Elan faces up to 20 years in prison. Sentencing is Feb. 7.
Downey, California: Tax preparer Raudel Sandoval, 48, of Placentia, California, has been sentenced to 30 months in prison for knowingly preparing nearly 400 fraudulent federal income tax returns that caused a tax loss of more than $750,000.
Sandoval owns the tax prep company RSE Sandoval España Inc. He prepared hundreds of false federal and state income tax returns for clients for the tax years 2015 through 2018, claiming false or inflated amounts of the Child Tax Credit, business losses, short-term capital losses and other undeserved items.
When he finished preparing a return, Sandoval gave his clients copies of their returns that were true and correct but falsely told them that he would file copies with the IRS on their behalf. He then inflated his clients’ returns with false and fraudulent deductions and credits and filed those with the IRS.

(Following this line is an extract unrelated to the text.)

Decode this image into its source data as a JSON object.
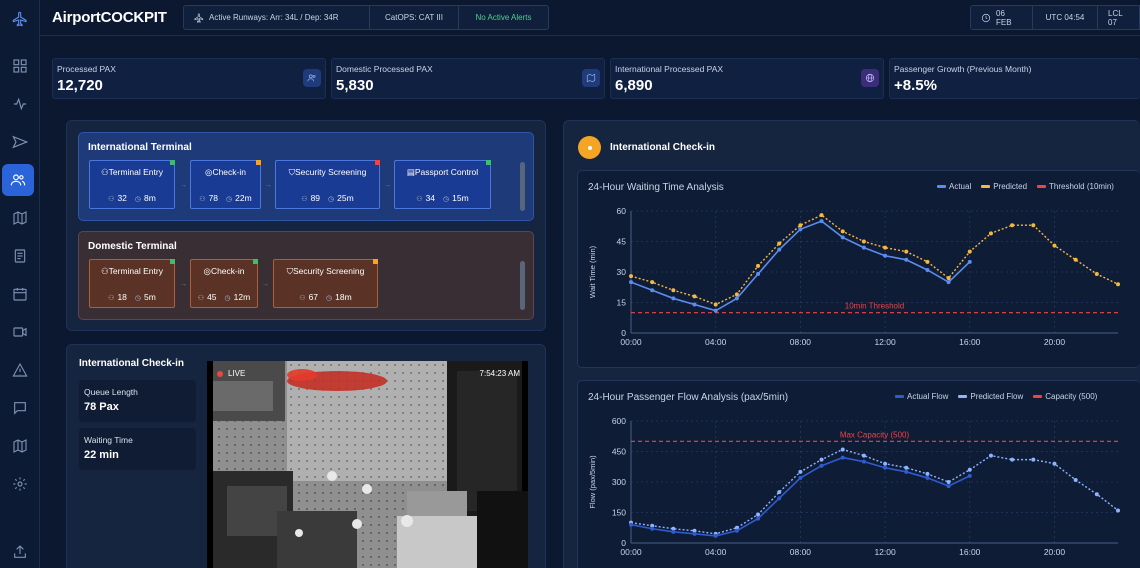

Sandoval directed the inflated refunds to himself by changing the account and routing numbers on the filed returns to a bank account he controlled. Sandoval controlled more than 100 bank accounts with several different banks and opened many of the accounts in his clients’ names, but he was the accounts’ only authorized signer. Several of the Sandoval-owned bank accounts had the name “Federal Tax Refund Processing.”
He directed the IRS to send the inflated refunds through a third-party refund processor to be deposited into an account he controlled. Other times, Sandoval caused the IRS to mail a check of the inflated refund to his business address.
After receiving the inflated refund, Sandoval transferred a portion of it — the amount his clients were expecting to receive based on the true-and-correct tax return copies — to one of his “Federal Tax Refund Processing” accounts. Sandoval then transferred that money to his clients’ bank accounts, causing them to believe their refunds were from a legitimate government source. He kept the difference between the true refund and the inflated refund.
For the tax years 2015 through 2018, Sandoval willfully understated his clients’ tax liabilities and caused a loss of $758,550 to the IRS, caused by the filing of at least 389 fraudulent income tax returns.
Sandoval, who pleaded guilty in March, was also ordered to pay $758,550 in restitution.
New Paltz, New York: Restaurateur Susan Salanitri, 60, has been sentenced to two years of probation for filing false returns.
Salanitri, owner of two local restaurants, previously pleaded guilty to five counts of filing false returns. She admitted that during each of the tax years 2015 through 2019 she deliberately under-reported her restaurants’ revenues on her individual federal return, resulting in a total underpayment of taxes in the amount of $307,665.
She was also ordered to repay that amount in restitution.